OpenClaw Issue Digest: Session Isolation, Provider Stability, and Runtime Regressions

Open Issues

The recent activity window for the OpenClaw repository reveals a significant number of high-severity issues centered around session isolation, provider-specific delivery failures, and regressions in the gateway's update and recovery mechanisms.

Session Isolation and Stability

Critical failures in session isolation have been reported, most notably in #84903, where a single stalled agent session can block the entire Gateway event loop, leading to 100% CPU utilization and silent message drops for all other active sessions. This represents a fundamental failure in session isolation. Similarly, #85250 highlights a bug where sessions_yield leaves parent sessions unwakeable by subagent completion events, forcing users to send manual messages to "piggyback" the result.

On the memory front, a P0 security vulnerability (#85240) was identified where the relevant-memories recall mechanism lacks sender_id isolation, potentially leaking private memories from one user into another user's conversation context in multi-user deployments.

Provider and Channel Regressions

Several channel-specific issues have emerged:

• Telegram: Reports indicate that messages are sometimes silently dropped due to update offset race conditions (#44930) and that forum topic replies can "jump" to the General topic despite topic-qualified sessions (#81874).
• Feishu: A critical routing bug (#45158) causes all messages to be routed to a single agent regardless of the configured bindings, leading to session pollution and privacy leaks. Additionally, the Feishu webhook mode currently ignores configured webhookPath and accepts signed requests on arbitrary paths (#54841).
• Discord: Internal tool-call traces (e.g., NO_REPLY, commentary) are intermittently leaking into user channels (#44905).

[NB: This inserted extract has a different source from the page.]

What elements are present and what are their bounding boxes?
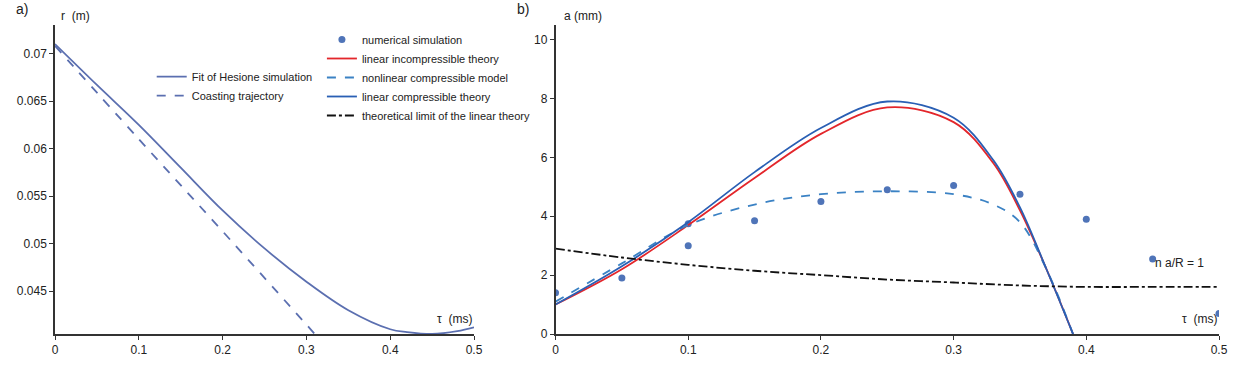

Runtime and Provider Stability

Stability issues are prevalent in the Codex and Anthropic runtimes. The Codex app-server is experiencing silent truncation of long replies at ~1100 characters (#84516) and startup failures on Windows due to fragile command override handling (#84365).

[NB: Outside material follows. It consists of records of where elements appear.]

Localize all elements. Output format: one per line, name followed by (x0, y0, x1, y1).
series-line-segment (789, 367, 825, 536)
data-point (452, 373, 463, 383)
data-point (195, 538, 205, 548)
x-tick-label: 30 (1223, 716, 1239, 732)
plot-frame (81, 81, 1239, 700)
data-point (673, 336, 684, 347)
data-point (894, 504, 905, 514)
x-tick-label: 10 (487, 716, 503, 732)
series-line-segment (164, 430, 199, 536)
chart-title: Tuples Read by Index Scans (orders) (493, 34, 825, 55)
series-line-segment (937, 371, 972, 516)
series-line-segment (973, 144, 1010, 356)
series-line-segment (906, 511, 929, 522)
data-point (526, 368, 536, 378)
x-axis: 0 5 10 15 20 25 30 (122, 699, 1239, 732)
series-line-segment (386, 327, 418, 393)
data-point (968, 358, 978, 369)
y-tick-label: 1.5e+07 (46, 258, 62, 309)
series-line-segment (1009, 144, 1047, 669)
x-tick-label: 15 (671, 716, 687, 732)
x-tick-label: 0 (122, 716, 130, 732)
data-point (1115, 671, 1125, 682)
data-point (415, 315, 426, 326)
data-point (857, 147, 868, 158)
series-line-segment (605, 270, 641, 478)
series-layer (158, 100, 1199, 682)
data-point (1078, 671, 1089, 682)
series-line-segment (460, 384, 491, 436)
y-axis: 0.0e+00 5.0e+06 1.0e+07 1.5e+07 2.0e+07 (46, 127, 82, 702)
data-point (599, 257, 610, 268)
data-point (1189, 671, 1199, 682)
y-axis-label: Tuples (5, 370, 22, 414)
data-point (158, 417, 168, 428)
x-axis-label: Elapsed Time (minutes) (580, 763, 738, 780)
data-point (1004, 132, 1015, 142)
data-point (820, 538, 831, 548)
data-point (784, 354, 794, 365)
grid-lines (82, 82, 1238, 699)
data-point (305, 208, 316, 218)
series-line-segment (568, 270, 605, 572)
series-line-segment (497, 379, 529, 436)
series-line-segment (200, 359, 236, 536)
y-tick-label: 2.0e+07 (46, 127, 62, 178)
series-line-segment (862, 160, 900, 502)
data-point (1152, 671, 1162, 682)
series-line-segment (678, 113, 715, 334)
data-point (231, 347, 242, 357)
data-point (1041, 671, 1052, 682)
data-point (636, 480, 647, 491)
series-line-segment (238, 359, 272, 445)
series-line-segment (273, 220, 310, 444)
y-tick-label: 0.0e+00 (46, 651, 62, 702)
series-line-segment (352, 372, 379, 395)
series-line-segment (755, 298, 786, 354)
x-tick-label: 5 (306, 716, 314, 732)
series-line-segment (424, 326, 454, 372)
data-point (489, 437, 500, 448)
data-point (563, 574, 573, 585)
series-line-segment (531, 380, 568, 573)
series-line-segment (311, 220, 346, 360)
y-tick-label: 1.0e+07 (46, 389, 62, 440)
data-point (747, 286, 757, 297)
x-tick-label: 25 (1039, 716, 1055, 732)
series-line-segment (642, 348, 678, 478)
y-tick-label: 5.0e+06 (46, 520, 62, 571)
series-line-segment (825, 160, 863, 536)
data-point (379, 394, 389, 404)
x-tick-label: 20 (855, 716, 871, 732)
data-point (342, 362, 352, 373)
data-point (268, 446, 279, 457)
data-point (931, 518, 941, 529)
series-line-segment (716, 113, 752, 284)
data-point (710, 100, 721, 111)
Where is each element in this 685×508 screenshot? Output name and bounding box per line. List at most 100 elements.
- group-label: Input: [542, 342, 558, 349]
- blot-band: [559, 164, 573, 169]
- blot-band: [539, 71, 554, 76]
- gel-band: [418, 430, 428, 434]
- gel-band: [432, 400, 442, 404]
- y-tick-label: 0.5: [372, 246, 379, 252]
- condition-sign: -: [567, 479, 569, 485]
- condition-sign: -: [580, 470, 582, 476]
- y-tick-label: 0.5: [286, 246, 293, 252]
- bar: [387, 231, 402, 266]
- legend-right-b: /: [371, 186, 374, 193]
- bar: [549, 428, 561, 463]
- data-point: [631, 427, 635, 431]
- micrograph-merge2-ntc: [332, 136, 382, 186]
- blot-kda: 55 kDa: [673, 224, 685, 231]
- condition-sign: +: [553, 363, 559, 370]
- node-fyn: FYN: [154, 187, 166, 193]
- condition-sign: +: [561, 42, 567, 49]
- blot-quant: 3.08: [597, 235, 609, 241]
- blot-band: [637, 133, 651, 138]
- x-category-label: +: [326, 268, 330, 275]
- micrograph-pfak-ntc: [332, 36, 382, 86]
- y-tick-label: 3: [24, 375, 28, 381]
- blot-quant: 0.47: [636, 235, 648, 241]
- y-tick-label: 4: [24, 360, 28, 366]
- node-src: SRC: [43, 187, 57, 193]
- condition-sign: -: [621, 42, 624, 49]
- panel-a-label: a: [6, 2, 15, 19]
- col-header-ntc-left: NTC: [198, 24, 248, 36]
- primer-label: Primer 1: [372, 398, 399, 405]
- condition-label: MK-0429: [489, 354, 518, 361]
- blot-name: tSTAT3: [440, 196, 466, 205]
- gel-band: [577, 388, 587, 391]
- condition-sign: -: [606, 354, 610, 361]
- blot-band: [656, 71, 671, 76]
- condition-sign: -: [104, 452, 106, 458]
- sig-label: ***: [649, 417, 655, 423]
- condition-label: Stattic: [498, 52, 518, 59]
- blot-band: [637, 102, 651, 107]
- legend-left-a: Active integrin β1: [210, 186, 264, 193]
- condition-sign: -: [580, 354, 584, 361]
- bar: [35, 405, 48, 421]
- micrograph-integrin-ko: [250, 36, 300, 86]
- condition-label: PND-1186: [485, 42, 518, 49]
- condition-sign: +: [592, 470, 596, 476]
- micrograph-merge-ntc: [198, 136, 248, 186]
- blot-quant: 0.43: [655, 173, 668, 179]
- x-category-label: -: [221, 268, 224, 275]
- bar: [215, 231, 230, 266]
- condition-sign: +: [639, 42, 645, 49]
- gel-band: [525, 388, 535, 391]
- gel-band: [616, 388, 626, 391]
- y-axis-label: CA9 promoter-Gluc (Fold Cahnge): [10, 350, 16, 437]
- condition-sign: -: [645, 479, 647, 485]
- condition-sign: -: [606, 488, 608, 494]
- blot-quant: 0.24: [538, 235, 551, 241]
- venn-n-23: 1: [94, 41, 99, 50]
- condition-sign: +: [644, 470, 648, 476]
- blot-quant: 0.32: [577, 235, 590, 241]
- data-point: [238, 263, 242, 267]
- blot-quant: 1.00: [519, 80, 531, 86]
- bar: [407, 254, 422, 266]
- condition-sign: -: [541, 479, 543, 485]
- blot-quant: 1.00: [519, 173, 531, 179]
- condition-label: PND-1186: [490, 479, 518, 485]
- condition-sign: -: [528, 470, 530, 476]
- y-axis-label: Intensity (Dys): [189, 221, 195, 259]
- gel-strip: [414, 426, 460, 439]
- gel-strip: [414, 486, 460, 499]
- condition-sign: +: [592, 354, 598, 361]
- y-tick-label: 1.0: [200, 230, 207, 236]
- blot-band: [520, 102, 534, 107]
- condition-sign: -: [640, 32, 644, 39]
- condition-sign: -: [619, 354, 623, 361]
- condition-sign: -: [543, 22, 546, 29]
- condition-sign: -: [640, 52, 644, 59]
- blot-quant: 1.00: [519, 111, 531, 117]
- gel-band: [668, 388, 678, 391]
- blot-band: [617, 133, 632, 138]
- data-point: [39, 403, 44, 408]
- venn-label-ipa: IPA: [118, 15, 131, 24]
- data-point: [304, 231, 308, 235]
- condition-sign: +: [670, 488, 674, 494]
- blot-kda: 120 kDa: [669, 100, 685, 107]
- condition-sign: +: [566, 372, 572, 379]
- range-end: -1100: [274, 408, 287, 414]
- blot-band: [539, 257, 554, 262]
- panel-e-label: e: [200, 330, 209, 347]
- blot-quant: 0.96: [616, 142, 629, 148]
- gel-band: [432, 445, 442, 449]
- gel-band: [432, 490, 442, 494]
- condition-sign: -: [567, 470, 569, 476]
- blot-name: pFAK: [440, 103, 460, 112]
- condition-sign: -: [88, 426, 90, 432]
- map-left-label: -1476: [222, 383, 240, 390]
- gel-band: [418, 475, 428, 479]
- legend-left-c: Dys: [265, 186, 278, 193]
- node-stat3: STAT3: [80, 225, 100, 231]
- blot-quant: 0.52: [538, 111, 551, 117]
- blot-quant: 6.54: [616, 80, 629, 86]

For Anthropic providers, a regression in group chat context injection (#83419) creates consecutive user-role messages, which violates Anthropic's API requirements and triggers 500 errors via OpenRouter, causing silent fallbacks to Gemini models.

Key Themes

1. The "Stall and Block" Pattern

There is a recurring theme of internal bottlenecks causing system-wide failures. Whether it is the event loop blockage (#84903), the UV_THREADPOOL_SIZE limitation causing simultaneous API timeouts (#43374), or the Codex terminal-idle watchdog causing misleading timeouts (#85242), the system is struggling with concurrency and resource isolation.

2. State Persistence and Recovery

Issues with how state is persisted and recovered are frequent. This includes the "last-write-wins" race condition in exec-approvals.json (#44749), the loss of session history due to aggressive daily-reset archiving (#45003), and the lauchd-managed gateway failing to restart after an update due to inherited XPC_SERVICE_NAME environment variables (#85224).

3. Schema-Driven Model Misbehavior

Several issues stem from the tool schema being too permissive, leading models (particularly GPT-5.x) to auto-populate optional fields that then trigger strict runtime guards. This is evident in the message.send action where poll fields or Discord modal skeletons cause valid messages to be rejected (#43015, #42820).

Action Required

High-Severity / Blocked Issues

• #85240 (P0 Security): Immediate implementation of sender_id filtering in the memory recall layer to prevent cross-user data leakage.
• #84903 (P1): Urgent need for per-session timeout budgets and better async isolation to prevent a single stalled session from crashing the Gateway event loop.
• #84886 (Beta Blocker): Implementation of a durable message dispatch idempotency ledger for Telegram to prevent duplicate agent turns during recovery.
• #85228 (P1): Optimization of the xAI OAuth auth stage to reuse cached tokens, reducing per-turn latency from ~13s to near-instant.

Critical Contributor Attention

• #44749: Fix the read-modify-write race in addAllowlistEntry using a mutex or re-read-before-write pattern.
• #83419: Merge metadata and actual user messages into a single user role block for Anthropic API compatibility.
• #85246: Resolve the handoff deadlock in the UI Update flow for npm global + launchd installations on macOS.